Life can be a drag sometimes

  • Cleaning up commands. Mostly done
  • While testing the “test” part of the app, I’m realizing that my “ratio” calculations have some issues. Before tying to fix them directly, I’m going to try just making a different gripper that has three “sensor spheres” on each finger. Then I can just let my “drag-based” physics to the whole job. Finished. That’s much better
  • Quick! What’s wrong with the following code?
	for(int i = 0; i < 3; ++i){
		position[i] += velocityVec[i];
		if(velocityVec[i] > drag*ratio){
			velocityVec[i] -= drag*ratio;
		}else{
			velocityVec[i] = 0;
		}
	}
  • Yep, the drag is only being applied for objects moving in a positive direction. This is a problem that has been driving me crazy for days. I thought is was some artifact of the communication between the Phantom control loop (1k hz) and the simulation loop (100 hz). Nope. Simple math mistake. Facepalm.
  • Pretty picture for the day. Notice that the grippers now have multiple points of contact:

BetterGripper

  • I’ve also started to notice how feedback changes the speed that you can perform the task. Haptic and tactor seem pretty close. Open loop is much worse, at least subjectively. Let’s see what the data says.

Zeno’s development schedule

Ok, it’s not as bad as that paradox, but the amount of work remaining always grows when you get closer to the end. Still, I think I’ll be ready by the end of the week.

  • Goal Box – done. I had to add collision detection for determining if a TargetSphere was touching (for setup) or inside (achieving the goal). I basically wrote an axis-aligned bounding box where the radius of the TargetSphere was either added (inside) to or subtracted from (touching) the size of the GoalBox. I’m not calculating penetration, just looking for sign change on the line segment.
  • Added <map> of UI_cmd to handle commands coming from the control system and results coming from the sim. Worked right the first time. Yay, C++ templates!
  • Enable/disable haptics/tactors – done. It’s interesting to see how the behavior and feel of the system changes with the different capabilities enabled/disabled.
  • Started working on the experiment session management

Picture for the day:GoalBox

Blew my hand off for a while

I’m in the process of turning the Phantom testbed code into a research tool. This means that a lot of items that have been #defines now need to be variables and such.

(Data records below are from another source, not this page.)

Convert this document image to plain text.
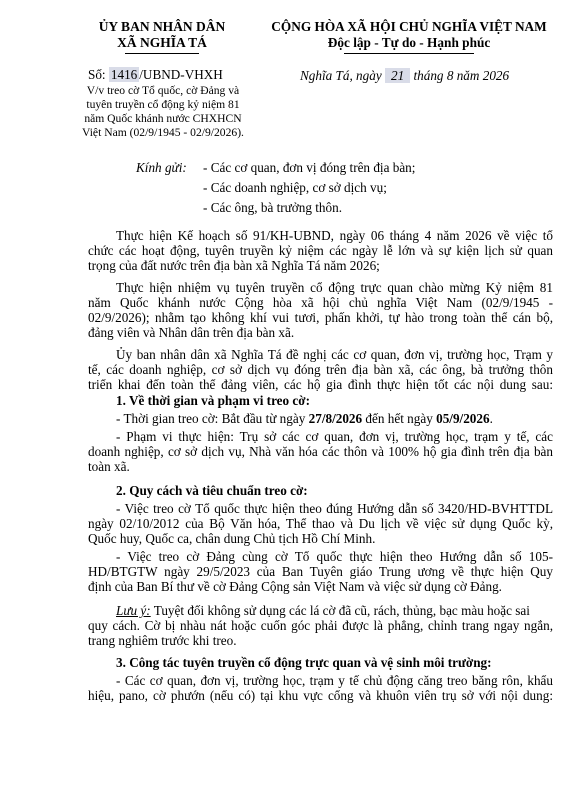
ỦY BAN NHÂN DÂN
XÃ NGHĨA TÁ
Số: 1416 /UBND-VHXH
V/v treo cờ Tổ quốc, cờ Đảng và
tuyên truyền cổ động kỷ niệm 81
năm Quốc khánh nước CHXHCN
Việt Nam (02/9/1945 - 02/9/2026).
CỘNG HÒA XÃ HỘI CHỦ NGHĨA VIỆT NAM
Độc lập - Tự do - Hạnh phúc
Nghĩa Tá, ngày 21 tháng 8 năm 2026
Kính gửi: - Các cơ quan, đơn vị đóng trên địa bàn;
- Các doanh nghiệp, cơ sở dịch vụ;
- Các ông, bà trưởng thôn.
Thực hiện Kế hoạch số 91/KH-UBND, ngày 06 tháng 4 năm 2026 về việc tổ
chức các hoạt động, tuyên truyền kỷ niệm các ngày lễ lớn và sự kiện lịch sử quan
trọng của đất nước trên địa bàn xã Nghĩa Tá năm 2026;
Thực hiện nhiệm vụ tuyên truyền cổ động trực quan chào mừng Kỷ niệm 81
năm Quốc khánh nước Cộng hòa xã hội chủ nghĩa Việt Nam (02/9/1945 -
02/9/2026); nhằm tạo không khí vui tươi, phấn khởi, tự hào trong toàn thể cán bộ,
đảng viên và Nhân dân trên địa bàn xã.
Ủy ban nhân dân xã Nghĩa Tá đề nghị các cơ quan, đơn vị, trường học, Trạm y
tế, các doanh nghiệp, cơ sở dịch vụ đóng trên địa bàn xã, các ông, bà trưởng thôn
triển khai đến toàn thể đảng viên, các hộ gia đình thực hiện tốt các nội dung sau:
1. Về thời gian và phạm vi treo cờ:
- Thời gian treo cờ: Bắt đầu từ ngày 27/8/2026 đến hết ngày 05/9/2026.
- Phạm vi thực hiện: Trụ sở các cơ quan, đơn vị, trường học, trạm y tế, các
doanh nghiệp, cơ sở dịch vụ, Nhà văn hóa các thôn và 100% hộ gia đình trên địa bàn
toàn xã.
2. Quy cách và tiêu chuẩn treo cờ:
- Việc treo cờ Tổ quốc thực hiện theo đúng Hướng dẫn số 3420/HD-BVHTTDL
ngày 02/10/2012 của Bộ Văn hóa, Thể thao và Du lịch về việc sử dụng Quốc kỳ,
Quốc huy, Quốc ca, chân dung Chủ tịch Hồ Chí Minh.
- Việc treo cờ Đảng cùng cờ Tổ quốc thực hiện theo Hướng dẫn số 105-
HD/BTGTW ngày 29/5/2023 của Ban Tuyên giáo Trung ương về thực hiện Quy
định của Ban Bí thư về cờ Đảng Cộng sản Việt Nam và việc sử dụng cờ Đảng.
Lưu ý: Tuyệt đối không sử dụng các lá cờ đã cũ, rách, thủng, bạc màu hoặc sai
quy cách. Cờ bị nhàu nát hoặc cuốn góc phải được là phẳng, chỉnh trang ngay ngắn,
trang nghiêm trước khi treo.
3. Công tác tuyên truyền cổ động trực quan và vệ sinh môi trường:
- Các cơ quan, đơn vị, trường học, trạm y tế chủ động căng treo băng rôn, khẩu
hiệu, pano, cờ phướn (nếu có) tại khu vực cổng và khuôn viên trụ sở với nội dung:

One of the mechanisms that the shared memory app uses to communicate is a char[255] message. I basically sprintf whatever I want into that, and I can then debug both applications simultaneously.

However, after checking to see that some data were coming across correctly, I took the formatting argument out of the sprintf statement and left the value in. Suddenly I was overflowing the 255 limit and causing all kinds of havoc. Took a few hours to chase that one down. That’s what you get for playing with C/C++. Moving on.

Anyway, I now have an event handling loop, and am able to load target spheres into the application and associate them with a sound file. Tommorrow we’ll try getting the sounds associated with the targets to play. There are some issues, primarily that the gripper can touch multiple targets simultaneously. Still, it looks pretty straightforward. After that I’ll start to roll in the TestManager and TestResults classes into the application.

The other thing to do for the day is to check out the headset code with Brian this evening in the lab and see if the output file bug has either disappeared or can be replicated.